2000s Recipes + Menus

Lebanese Tabbouleh

Serves4 to 6 (side dish)
  • Active time:40 min
  • Start to finish:40 min
June 2002
A true Lebanese tabbouleh is almost pure green, more about the parsley than bulgur. Fine bulgur might seem like a specialty ingredient, but it is actually in most supermarkets under the name Near East Taboule Wheat Salad Mix—just toss away the seasoning packet.
  • 1/2 cup fine bulgur
  • 3 tablespoons olive oil
  • 1 cup boiling-hot water
  • 2 cups finely chopped fresh flat-leaf parsley (from 3 bunches)
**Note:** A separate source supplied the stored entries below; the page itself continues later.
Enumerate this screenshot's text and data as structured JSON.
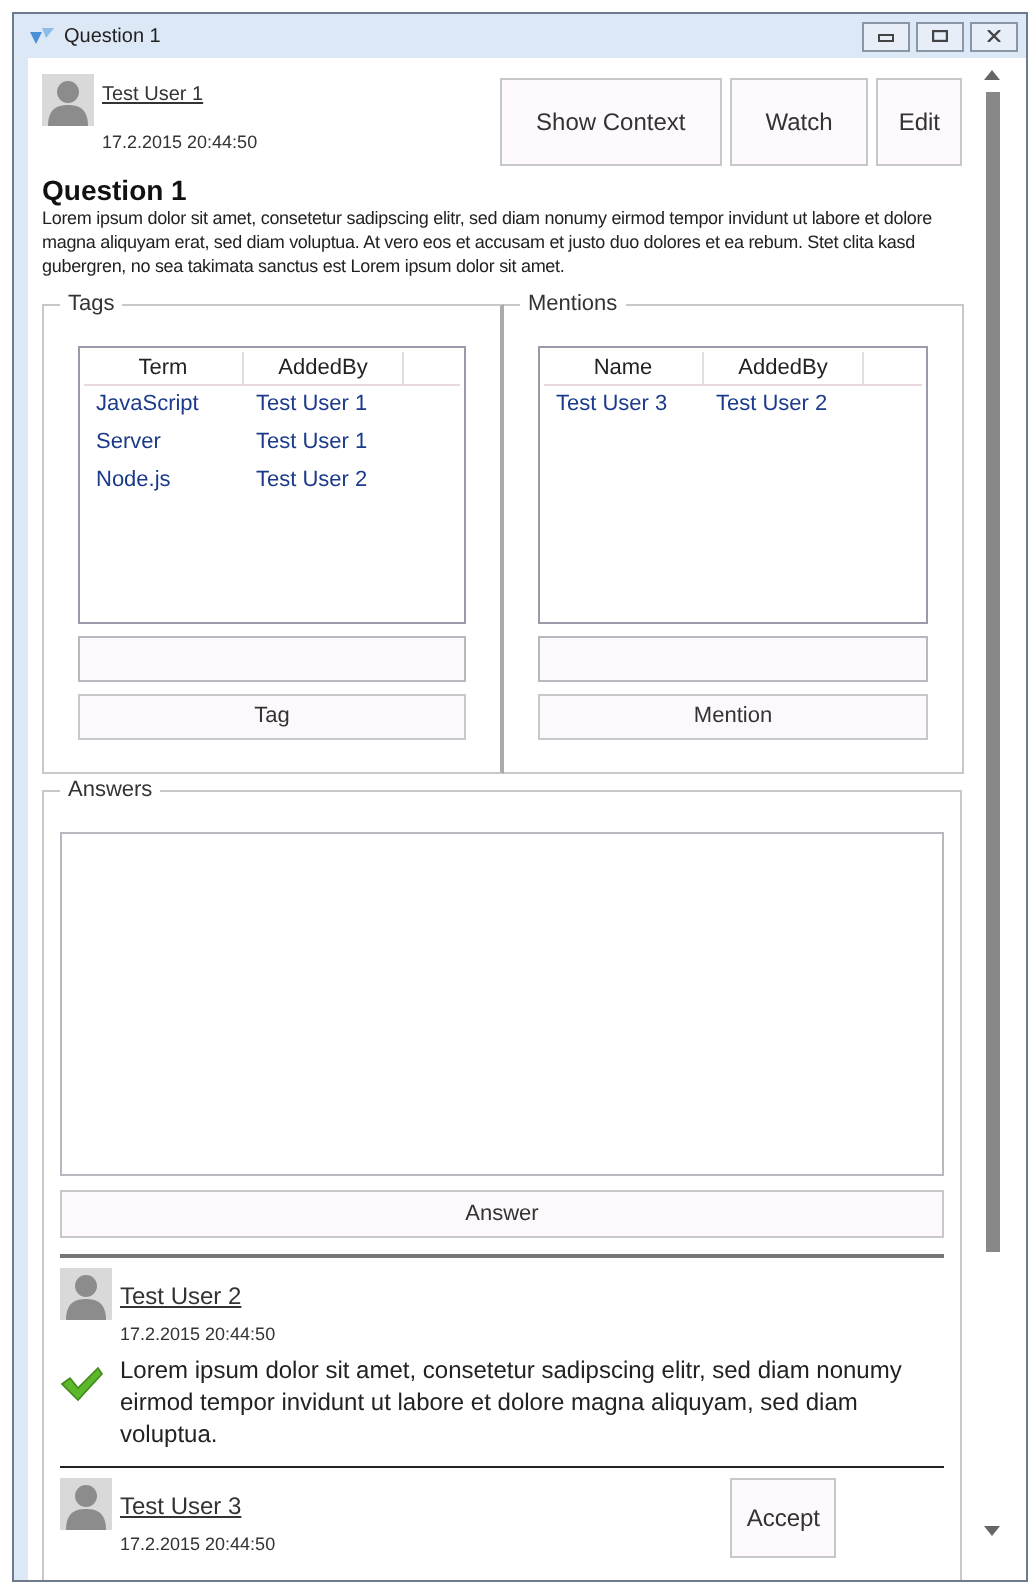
{
  "window": {
    "title": "Question 1"
  },
  "author": {
    "name": "Test User 1",
    "date": "17.2.2015 20:44:50"
  },
  "actions": [
    "Show Context",
    "Watch",
    "Edit"
  ],
  "question": {
    "title": "Question 1",
    "body": "Lorem ipsum dolor sit amet, consetetur sadipscing elitr, sed diam nonumy eirmod tempor invidunt ut labore et dolore magna aliquyam erat, sed diam voluptua. At vero eos et accusam et justo duo dolores et ea rebum. Stet clita kasd gubergren, no sea takimata sanctus est Lorem ipsum dolor sit amet."
  },
  "tags": {
    "title": "Tags",
    "columns": [
      "Term",
      "AddedBy"
    ],
    "rows": [
      [
        "JavaScript",
        "Test User 1"
      ],
      [
        "Server",
        "Test User 1"
      ],
      [
        "Node.js",
        "Test User 2"
      ]
    ],
    "button": "Tag"
  },
  "mentions": {
    "title": "Mentions",
    "columns": [
      "Name",
      "AddedBy"
    ],
    "rows": [
      [
        "Test User 3",
        "Test User 2"
      ]
    ],
    "button": "Mention"
  },
  "answers": {
    "title": "Answers",
    "button": "Answer",
    "items": [
      {
        "author": "Test User 2",
        "date": "17.2.2015 20:44:50",
        "accepted": true,
        "body": "Lorem ipsum dolor sit amet, consetetur sadipscing elitr, sed diam nonumy eirmod tempor invidunt ut labore et dolore magna aliquyam, sed diam voluptua."
      },
      {
        "author": "Test User 3",
        "date": "17.2.2015 20:44:50",
        "accepted": false,
        "accept_button": "Accept"
      }
    ]
  }
}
  • 1/2 cup finely chopped fresh mint
  • 2 medium tomatoes, cut into 1/4-inch pieces
  • 1/2 seedless cucumber*, peeled, cored, and cut into 1/4-inch pieces
  • 3 tablespoons fresh lemon juice
  • 3/4 teaspoon salt
  • 1/4 teaspoon black pepper
  • Stir together bulgur and 1 tablespoon oil in a heatproof bowl. Pour boiling water over, then cover bowl tightly with plastic wrap and let stand 15 minutes. Drain in a sieve, pressing on bulgur to remove any excess liquid.
  • Transfer bulgur to a bowl and toss with remaining ingredients, including 2 tablespoons oil, until combined well.
*These long, narrow cucumbers are often marketed as “European” and are usually sold in plastic wrap to protect their thin, delicate, unwaxed skin.